Ultrafast Nanoscale LED Data Transmission Developed at Stanford

New lightning-fast, efficient nanoscale data transmission developed at Stanford | Stanford Engineering

A team at Stanford's School of Engineering has demonstrated an ultrafast nanoscale light-emitting diode (LED) that is orders of magnitude lower in power consumption than today's laser-based systems and is able to transmit data at the very rapid rate of 10 billion bits per second. The researchers say it is a major step forward in providing a practical ultrafast, low-power light source for on-chip data transmission.

Stanford's Jelena Vuckovic, an associate professor of electrical engineering, and Gary Shambat, a doctoral candidate in electrical engineering, announced their device in a research paper set to be published Tuesday in the journal Nature Communications.

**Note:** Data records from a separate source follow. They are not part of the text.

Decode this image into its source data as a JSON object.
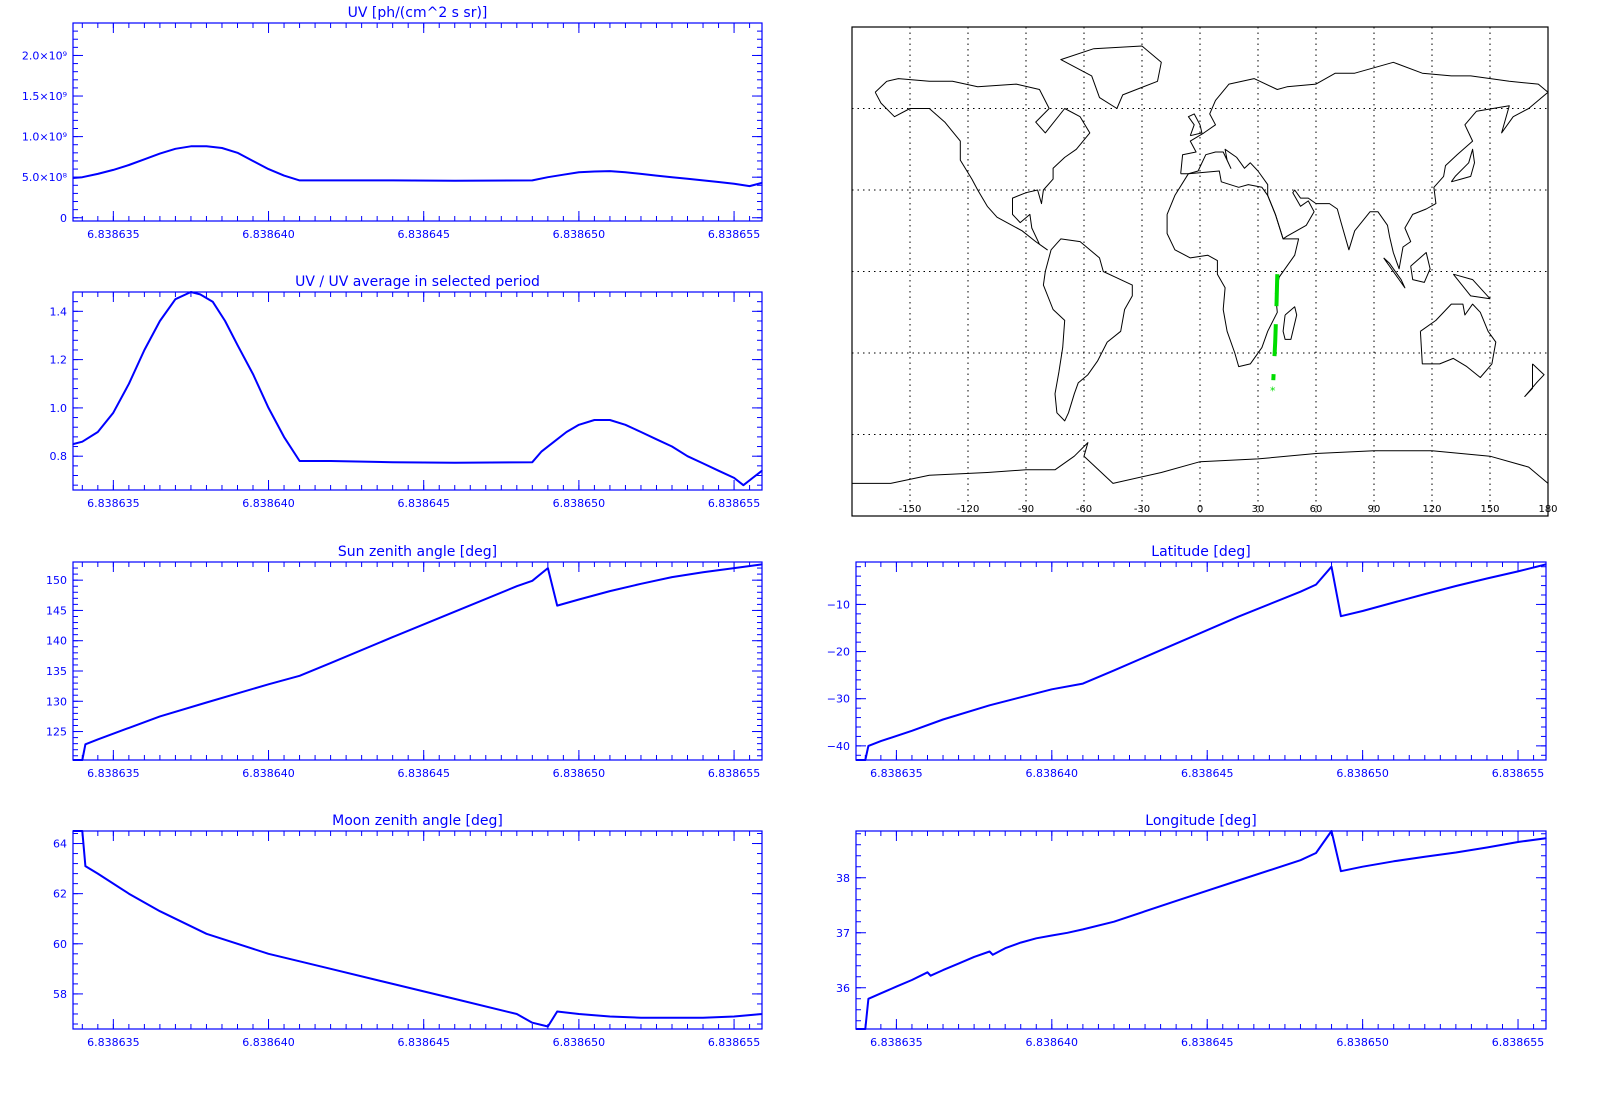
{
  "colors": {
    "axis": "#0000ff",
    "line": "#0000ff",
    "map_line": "#000000",
    "track": "#00dd00",
    "background": "#ffffff"
  },
  "chart_data": [
    {
      "id": "uv",
      "type": "line",
      "title": "UV [ph/(cm^2 s sr)]",
      "xlabel": "",
      "ylabel": "",
      "xlim": [
        6.8386337,
        6.8386559
      ],
      "ylim": [
        -40000000,
        2400000000
      ],
      "xticks": [
        6.838635,
        6.83864,
        6.838645,
        6.83865,
        6.838655
      ],
      "xtick_labels": [
        "6.838635",
        "6.838640",
        "6.838645",
        "6.838650",
        "6.838655"
      ],
      "yticks": [
        0,
        500000000,
        1000000000,
        1500000000,
        2000000000
      ],
      "ytick_labels": [
        "0",
        "5.0×10⁸",
        "1.0×10⁹",
        "1.5×10⁹",
        "2.0×10⁹"
      ],
      "series": [
        {
          "x": [
            6.8386337,
            6.838634,
            6.8386345,
            6.838635,
            6.8386355,
            6.838636,
            6.8386365,
            6.838637,
            6.8386375,
            6.838638,
            6.8386385,
            6.838639,
            6.8386395,
            6.83864,
            6.8386405,
            6.838641,
            6.838642,
            6.838644,
            6.838646,
            6.8386485,
            6.838649,
            6.8386495,
            6.83865,
            6.8386505,
            6.838651,
            6.8386515,
            6.838652,
            6.8386525,
            6.838653,
            6.8386535,
            6.838654,
            6.8386545,
            6.838655,
            6.8386555,
            6.8386559
          ],
          "y": [
            490000000,
            500000000,
            540000000,
            590000000,
            650000000,
            720000000,
            790000000,
            850000000,
            880000000,
            880000000,
            860000000,
            800000000,
            700000000,
            600000000,
            520000000,
            460000000,
            460000000,
            460000000,
            455000000,
            460000000,
            500000000,
            530000000,
            560000000,
            570000000,
            575000000,
            560000000,
            540000000,
            520000000,
            500000000,
            480000000,
            460000000,
            440000000,
            420000000,
            390000000,
            430000000
          ]
        }
      ]
    },
    {
      "id": "ratio",
      "type": "line",
      "title": "UV / UV average in selected period",
      "xlabel": "",
      "ylabel": "",
      "xlim": [
        6.8386337,
        6.8386559
      ],
      "ylim": [
        0.66,
        1.48
      ],
      "xticks": [
        6.838635,
        6.83864,
        6.838645,
        6.83865,
        6.838655
      ],
      "xtick_labels": [
        "6.838635",
        "6.838640",
        "6.838645",
        "6.838650",
        "6.838655"
      ],
      "yticks": [
        0.8,
        1.0,
        1.2,
        1.4
      ],
      "ytick_labels": [
        "0.8",
        "1.0",
        "1.2",
        "1.4"
      ],
      "series": [
        {
          "x": [
            6.8386337,
            6.838634,
            6.8386345,
            6.838635,
            6.8386355,
            6.838636,
            6.8386365,
            6.838637,
            6.8386375,
            6.8386378,
            6.8386382,
            6.8386386,
            6.838639,
            6.8386395,
            6.83864,
            6.8386405,
            6.838641,
            6.838642,
            6.838644,
            6.838646,
            6.8386485,
            6.8386488,
            6.8386492,
            6.8386496,
            6.83865,
            6.8386505,
            6.838651,
            6.8386515,
            6.838652,
            6.8386525,
            6.838653,
            6.8386535,
            6.838654,
            6.8386545,
            6.838655,
            6.8386553,
            6.8386556,
            6.8386559
          ],
          "y": [
            0.85,
            0.86,
            0.9,
            0.98,
            1.1,
            1.24,
            1.36,
            1.45,
            1.48,
            1.47,
            1.44,
            1.36,
            1.26,
            1.14,
            1.0,
            0.88,
            0.78,
            0.78,
            0.775,
            0.773,
            0.775,
            0.82,
            0.86,
            0.9,
            0.93,
            0.95,
            0.95,
            0.93,
            0.9,
            0.87,
            0.84,
            0.8,
            0.77,
            0.74,
            0.71,
            0.68,
            0.71,
            0.74
          ]
        }
      ]
    },
    {
      "id": "sun",
      "type": "line",
      "title": "Sun zenith angle [deg]",
      "xlabel": "",
      "ylabel": "",
      "xlim": [
        6.8386337,
        6.8386559
      ],
      "ylim": [
        120.3,
        153.0
      ],
      "xticks": [
        6.838635,
        6.83864,
        6.838645,
        6.83865,
        6.838655
      ],
      "xtick_labels": [
        "6.838635",
        "6.838640",
        "6.838645",
        "6.838650",
        "6.838655"
      ],
      "yticks": [
        125,
        130,
        135,
        140,
        145,
        150
      ],
      "ytick_labels": [
        "125",
        "130",
        "135",
        "140",
        "145",
        "150"
      ],
      "series": [
        {
          "x": [
            6.8386337,
            6.838634,
            6.8386341,
            6.8386345,
            6.8386355,
            6.8386365,
            6.838638,
            6.83864,
            6.838641,
            6.838642,
            6.838644,
            6.838646,
            6.838648,
            6.8386485,
            6.838649,
            6.8386493,
            6.83865,
            6.838651,
            6.838652,
            6.838653,
            6.838654,
            6.838655,
            6.8386559
          ],
          "y": [
            120.3,
            120.3,
            122.9,
            123.7,
            125.6,
            127.5,
            129.8,
            132.8,
            134.2,
            136.3,
            140.6,
            144.8,
            149.0,
            149.9,
            152.0,
            145.8,
            146.8,
            148.2,
            149.4,
            150.5,
            151.3,
            152.0,
            152.6
          ]
        }
      ]
    },
    {
      "id": "lat",
      "type": "line",
      "title": "Latitude [deg]",
      "xlabel": "",
      "ylabel": "",
      "xlim": [
        6.8386337,
        6.8386559
      ],
      "ylim": [
        -43.0,
        -1.0
      ],
      "xticks": [
        6.838635,
        6.83864,
        6.838645,
        6.83865,
        6.838655
      ],
      "xtick_labels": [
        "6.838635",
        "6.838640",
        "6.838645",
        "6.838650",
        "6.838655"
      ],
      "yticks": [
        -40,
        -30,
        -20,
        -10
      ],
      "ytick_labels": [
        "−40",
        "−30",
        "−20",
        "−10"
      ],
      "series": [
        {
          "x": [
            6.8386337,
            6.838634,
            6.8386341,
            6.8386345,
            6.8386355,
            6.8386365,
            6.838638,
            6.83864,
            6.838641,
            6.838642,
            6.838644,
            6.838646,
            6.838648,
            6.8386485,
            6.838649,
            6.8386493,
            6.83865,
            6.838651,
            6.838652,
            6.838653,
            6.838654,
            6.838655,
            6.8386559
          ],
          "y": [
            -43.0,
            -43.0,
            -40.0,
            -39.0,
            -36.8,
            -34.4,
            -31.4,
            -28.0,
            -26.8,
            -24.0,
            -18.3,
            -12.6,
            -7.3,
            -5.8,
            -2.0,
            -12.5,
            -11.4,
            -9.6,
            -7.8,
            -6.1,
            -4.5,
            -3.0,
            -1.5
          ]
        }
      ]
    },
    {
      "id": "moon",
      "type": "line",
      "title": "Moon zenith angle [deg]",
      "xlabel": "",
      "ylabel": "",
      "xlim": [
        6.8386337,
        6.8386559
      ],
      "ylim": [
        56.6,
        64.5
      ],
      "xticks": [
        6.838635,
        6.83864,
        6.838645,
        6.83865,
        6.838655
      ],
      "xtick_labels": [
        "6.838635",
        "6.838640",
        "6.838645",
        "6.838650",
        "6.838655"
      ],
      "yticks": [
        58,
        60,
        62,
        64
      ],
      "ytick_labels": [
        "58",
        "60",
        "62",
        "64"
      ],
      "series": [
        {
          "x": [
            6.8386337,
            6.838634,
            6.8386341,
            6.8386345,
            6.8386355,
            6.8386365,
            6.838638,
            6.83864,
            6.838641,
            6.838642,
            6.838644,
            6.838646,
            6.838648,
            6.8386485,
            6.838649,
            6.8386493,
            6.83865,
            6.838651,
            6.838652,
            6.838653,
            6.838654,
            6.838655,
            6.8386559
          ],
          "y": [
            64.5,
            64.5,
            63.1,
            62.8,
            62.0,
            61.3,
            60.4,
            59.6,
            59.3,
            59.0,
            58.4,
            57.8,
            57.2,
            56.85,
            56.7,
            57.3,
            57.2,
            57.1,
            57.05,
            57.05,
            57.05,
            57.1,
            57.2
          ]
        }
      ]
    },
    {
      "id": "lon",
      "type": "line",
      "title": "Longitude [deg]",
      "xlabel": "",
      "ylabel": "",
      "xlim": [
        6.8386337,
        6.8386559
      ],
      "ylim": [
        35.25,
        38.85
      ],
      "xticks": [
        6.838635,
        6.83864,
        6.838645,
        6.83865,
        6.838655
      ],
      "xtick_labels": [
        "6.838635",
        "6.838640",
        "6.838645",
        "6.838650",
        "6.838655"
      ],
      "yticks": [
        36,
        37,
        38
      ],
      "ytick_labels": [
        "36",
        "37",
        "38"
      ],
      "series": [
        {
          "x": [
            6.8386337,
            6.838634,
            6.8386341,
            6.8386345,
            6.838635,
            6.8386355,
            6.838636,
            6.8386361,
            6.8386365,
            6.838637,
            6.8386375,
            6.838638,
            6.8386381,
            6.8386385,
            6.838639,
            6.8386395,
            6.83864,
            6.8386405,
            6.838641,
            6.838642,
            6.838644,
            6.838646,
            6.838648,
            6.8386485,
            6.838649,
            6.8386493,
            6.83865,
            6.838651,
            6.838652,
            6.838653,
            6.838654,
            6.838655,
            6.8386559
          ],
          "y": [
            35.25,
            35.25,
            35.8,
            35.9,
            36.02,
            36.14,
            36.28,
            36.22,
            36.32,
            36.44,
            36.56,
            36.66,
            36.6,
            36.72,
            36.82,
            36.9,
            36.95,
            37.0,
            37.06,
            37.2,
            37.58,
            37.95,
            38.32,
            38.45,
            38.85,
            38.12,
            38.2,
            38.3,
            38.38,
            38.46,
            38.55,
            38.65,
            38.72
          ]
        }
      ]
    }
  ],
  "map": {
    "xticks": [
      -150,
      -120,
      -90,
      -60,
      -30,
      0,
      30,
      60,
      90,
      120,
      150,
      180
    ],
    "xtick_labels": [
      "-150",
      "-120",
      "-90",
      "-60",
      "-30",
      "0",
      "30",
      "60",
      "90",
      "120",
      "150",
      "180"
    ],
    "lon_range": [
      -180,
      180
    ],
    "lat_range": [
      -90,
      90
    ],
    "gridline_lats": [
      -60,
      -30,
      0,
      30,
      60
    ],
    "track": [
      {
        "lon": 40.0,
        "lat": -1.0
      },
      {
        "lon": 39.6,
        "lat": -11.0
      },
      {
        "lon": 38.9,
        "lat": -26.0
      },
      {
        "lon": 37.9,
        "lat": -40.0
      }
    ],
    "start_marker": {
      "lon": 37.6,
      "lat": -43.0,
      "symbol": "*"
    }
  }
}
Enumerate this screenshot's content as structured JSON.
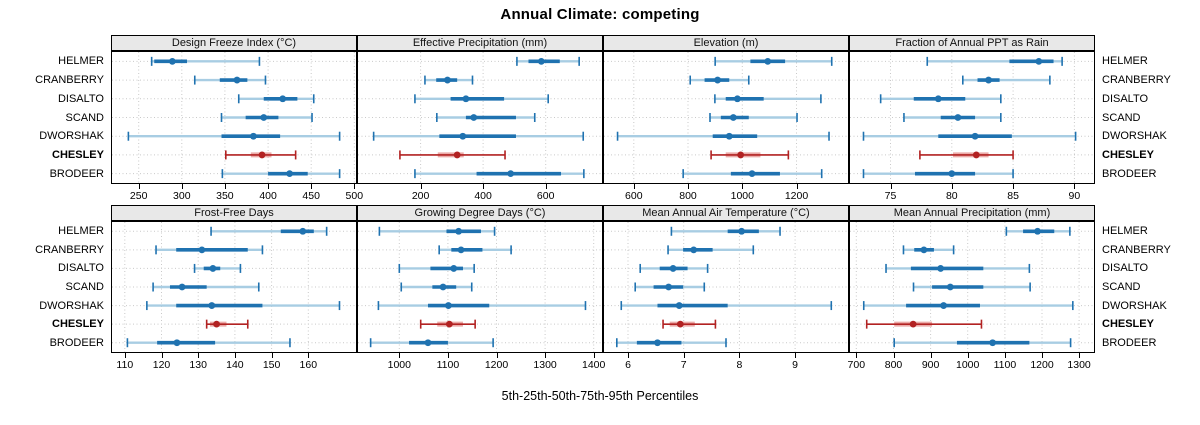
{
  "chart_data": {
    "type": "scatter",
    "variant": "percentile-interval-dotplot (trellis, 2x4 panels)",
    "title": "Annual Climate: competing",
    "xlabel": "5th-25th-50th-75th-95th Percentiles",
    "percentiles": [
      5,
      25,
      50,
      75,
      95
    ],
    "grid": "dotted",
    "legend": "none",
    "sites": [
      "HELMER",
      "CRANBERRY",
      "DISALTO",
      "SCAND",
      "DWORSHAK",
      "CHESLEY",
      "BRODEER"
    ],
    "highlighted_site": "CHESLEY",
    "colors": {
      "normal": "#1F72B0",
      "normal_light": "#A8CDE3",
      "highlight": "#B22222",
      "highlight_light": "#EBABA9"
    },
    "panels": [
      {
        "title": "Design Freeze Index (°C)",
        "xlim": [
          219,
          502
        ],
        "ticks": [
          250,
          300,
          350,
          400,
          450,
          500
        ],
        "values": {
          "HELMER": [
            265,
            268,
            289,
            306,
            390
          ],
          "CRANBERRY": [
            315,
            344,
            364,
            376,
            397
          ],
          "DISALTO": [
            366,
            395,
            417,
            434,
            453
          ],
          "SCAND": [
            346,
            374,
            395,
            412,
            451
          ],
          "DWORSHAK": [
            238,
            346,
            383,
            414,
            483
          ],
          "CHESLEY": [
            351,
            380,
            393,
            404,
            432
          ],
          "BRODEER": [
            347,
            400,
            425,
            446,
            483
          ]
        }
      },
      {
        "title": "Effective Precipitation (mm)",
        "xlim": [
          0,
          780
        ],
        "ticks": [
          200,
          400,
          600
        ],
        "values": {
          "HELMER": [
            508,
            545,
            586,
            645,
            707
          ],
          "CRANBERRY": [
            214,
            250,
            286,
            317,
            366
          ],
          "DISALTO": [
            182,
            296,
            345,
            467,
            608
          ],
          "SCAND": [
            252,
            345,
            370,
            505,
            565
          ],
          "DWORSHAK": [
            50,
            260,
            335,
            505,
            720
          ],
          "CHESLEY": [
            134,
            255,
            317,
            338,
            470
          ],
          "BRODEER": [
            182,
            379,
            488,
            649,
            722
          ]
        }
      },
      {
        "title": "Elevation (m)",
        "xlim": [
          490,
          1390
        ],
        "ticks": [
          600,
          800,
          1000,
          1200
        ],
        "values": {
          "HELMER": [
            900,
            1030,
            1094,
            1158,
            1330
          ],
          "CRANBERRY": [
            808,
            861,
            909,
            952,
            1024
          ],
          "DISALTO": [
            899,
            939,
            982,
            1079,
            1290
          ],
          "SCAND": [
            881,
            921,
            967,
            1024,
            1202
          ],
          "DWORSHAK": [
            540,
            891,
            952,
            1055,
            1320
          ],
          "CHESLEY": [
            885,
            939,
            994,
            1067,
            1170
          ],
          "BRODEER": [
            782,
            958,
            1036,
            1139,
            1293
          ]
        }
      },
      {
        "title": "Fraction of Annual PPT as Rain",
        "xlim": [
          71.7,
          91.6
        ],
        "ticks": [
          75,
          80,
          85,
          90
        ],
        "values": {
          "HELMER": [
            78.0,
            84.7,
            87.1,
            88.3,
            89.0
          ],
          "CRANBERRY": [
            80.9,
            82.1,
            83.0,
            83.9,
            88.0
          ],
          "DISALTO": [
            74.2,
            76.9,
            78.9,
            81.1,
            84.0
          ],
          "SCAND": [
            76.1,
            79.1,
            80.5,
            81.9,
            84.0
          ],
          "DWORSHAK": [
            72.8,
            78.9,
            81.9,
            84.9,
            90.1
          ],
          "CHESLEY": [
            77.4,
            80.1,
            82.0,
            83.0,
            85.0
          ],
          "BRODEER": [
            72.8,
            77.0,
            80.0,
            81.9,
            85.0
          ]
        }
      },
      {
        "title": "Frost-Free Days",
        "xlim": [
          106.5,
          173
        ],
        "ticks": [
          110,
          120,
          130,
          140,
          150,
          160
        ],
        "values": {
          "HELMER": [
            133.5,
            152.5,
            158.5,
            161.5,
            165
          ],
          "CRANBERRY": [
            118.5,
            124,
            131,
            143.5,
            147.5
          ],
          "DISALTO": [
            129,
            131.5,
            134,
            136,
            141.5
          ],
          "SCAND": [
            117.7,
            122.3,
            125.6,
            132.3,
            146.5
          ],
          "DWORSHAK": [
            116,
            124,
            133.7,
            147.5,
            168.5
          ],
          "CHESLEY": [
            132.3,
            133.2,
            135,
            137.7,
            143.5
          ],
          "BRODEER": [
            110.7,
            118.8,
            124.2,
            134.6,
            155
          ]
        }
      },
      {
        "title": "Growing Degree Days (°C)",
        "xlim": [
          915,
          1417
        ],
        "ticks": [
          1000,
          1100,
          1200,
          1300,
          1400
        ],
        "values": {
          "HELMER": [
            959,
            1097,
            1122,
            1168,
            1196
          ],
          "CRANBERRY": [
            1082,
            1107,
            1127,
            1171,
            1230
          ],
          "DISALTO": [
            1000,
            1064,
            1112,
            1131,
            1154
          ],
          "SCAND": [
            1004,
            1068,
            1090,
            1117,
            1149
          ],
          "DWORSHAK": [
            957,
            1059,
            1101,
            1185,
            1383
          ],
          "CHESLEY": [
            1044,
            1078,
            1103,
            1131,
            1156
          ],
          "BRODEER": [
            941,
            1020,
            1059,
            1100,
            1193
          ]
        }
      },
      {
        "title": "Mean Annual Air Temperature (°C)",
        "xlim": [
          5.57,
          9.95
        ],
        "ticks": [
          6,
          7,
          8,
          9
        ],
        "values": {
          "HELMER": [
            6.78,
            7.79,
            8.04,
            8.35,
            8.73
          ],
          "CRANBERRY": [
            6.72,
            6.99,
            7.18,
            7.52,
            8.25
          ],
          "DISALTO": [
            6.22,
            6.57,
            6.81,
            7.07,
            7.43
          ],
          "SCAND": [
            6.13,
            6.46,
            6.73,
            6.99,
            7.37
          ],
          "DWORSHAK": [
            5.88,
            6.53,
            6.92,
            7.79,
            9.65
          ],
          "CHESLEY": [
            6.63,
            6.75,
            6.94,
            7.2,
            7.57
          ],
          "BRODEER": [
            5.8,
            6.16,
            6.53,
            6.96,
            7.76
          ]
        }
      },
      {
        "title": "Mean Annual Precipitation (mm)",
        "xlim": [
          683,
          1340
        ],
        "ticks": [
          700,
          800,
          900,
          1000,
          1100,
          1200,
          1300
        ],
        "values": {
          "HELMER": [
            1104,
            1149,
            1188,
            1233,
            1275
          ],
          "CRANBERRY": [
            827,
            856,
            882,
            909,
            962
          ],
          "DISALTO": [
            780,
            847,
            927,
            1042,
            1166
          ],
          "SCAND": [
            854,
            904,
            953,
            1042,
            1168
          ],
          "DWORSHAK": [
            720,
            834,
            935,
            1033,
            1283
          ],
          "CHESLEY": [
            728,
            802,
            853,
            904,
            1037
          ],
          "BRODEER": [
            802,
            971,
            1067,
            1166,
            1277
          ]
        }
      }
    ]
  }
}
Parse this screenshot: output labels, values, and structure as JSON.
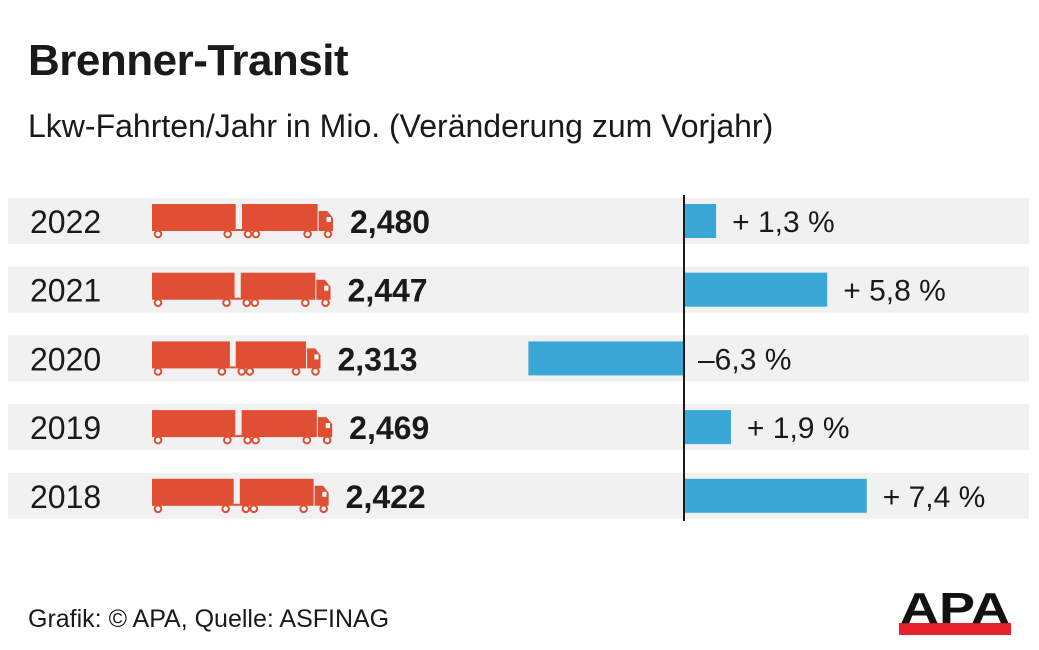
{
  "colors": {
    "row_band": "#f1f1f2",
    "truck": "#e04e33",
    "bar": "#3aa8d6",
    "axis": "#1a1a1a",
    "text": "#1a1a1a",
    "logo_red": "#e3222b"
  },
  "header": {
    "title": "Brenner-Transit",
    "subtitle": "Lkw-Fahrten/Jahr in Mio. (Veränderung zum Vorjahr)"
  },
  "footer": {
    "credit": "Grafik: © APA, Quelle: ASFINAG",
    "logo_text": "APA"
  },
  "chart_data": {
    "type": "bar",
    "title": "Brenner-Transit",
    "subtitle": "Lkw-Fahrten/Jahr in Mio. (Veränderung zum Vorjahr)",
    "categories": [
      "2022",
      "2021",
      "2020",
      "2019",
      "2018"
    ],
    "series": [
      {
        "name": "Lkw-Fahrten/Jahr in Mio.",
        "values": [
          2.48,
          2.447,
          2.313,
          2.469,
          2.422
        ],
        "labels": [
          "2,480",
          "2,447",
          "2,313",
          "2,469",
          "2,422"
        ],
        "icon": "truck-icon"
      },
      {
        "name": "Veränderung zum Vorjahr (%)",
        "values": [
          1.3,
          5.8,
          -6.3,
          1.9,
          7.4
        ],
        "labels": [
          "+ 1,3 %",
          "+ 5,8 %",
          "–6,3 %",
          "+ 1,9 %",
          "+ 7,4 %"
        ]
      }
    ],
    "orientation": "horizontal",
    "xlim": [
      -6.3,
      7.4
    ],
    "grid": false,
    "legend": "none"
  }
}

Tests show that the device, technically called "nanoscale single-mode LED," can transmit information in computers from chip to chip at least 10 times the speed of any current computer while consuming more than a 1,000 times less energy, the developers say.

The tiny device is a highly advanced version of the LED lamps that are increasingly used in everything from pocket flashlights and home lighting to the "grow-lights" that force-feed everything from house plants to marijuana farms.

Engineers use nanophotonics to reshape on-chip computer data transmission

This illustration shows how a single nanophotonic single-mode LED is constructed. (Image: Gary Shambat, Stanford School of Engineering)

The LED in question is a "single-mode LED," a special type of diode that emits light more or less at a single wavelength, very similar to a laser. 
"Traditionally, engineers have thought only lasers can communicate at high data rates and ultralow power," said Shambat. "Our nanophotonic, single-mode LED can perform all the same tasks as lasers, but at much lower power."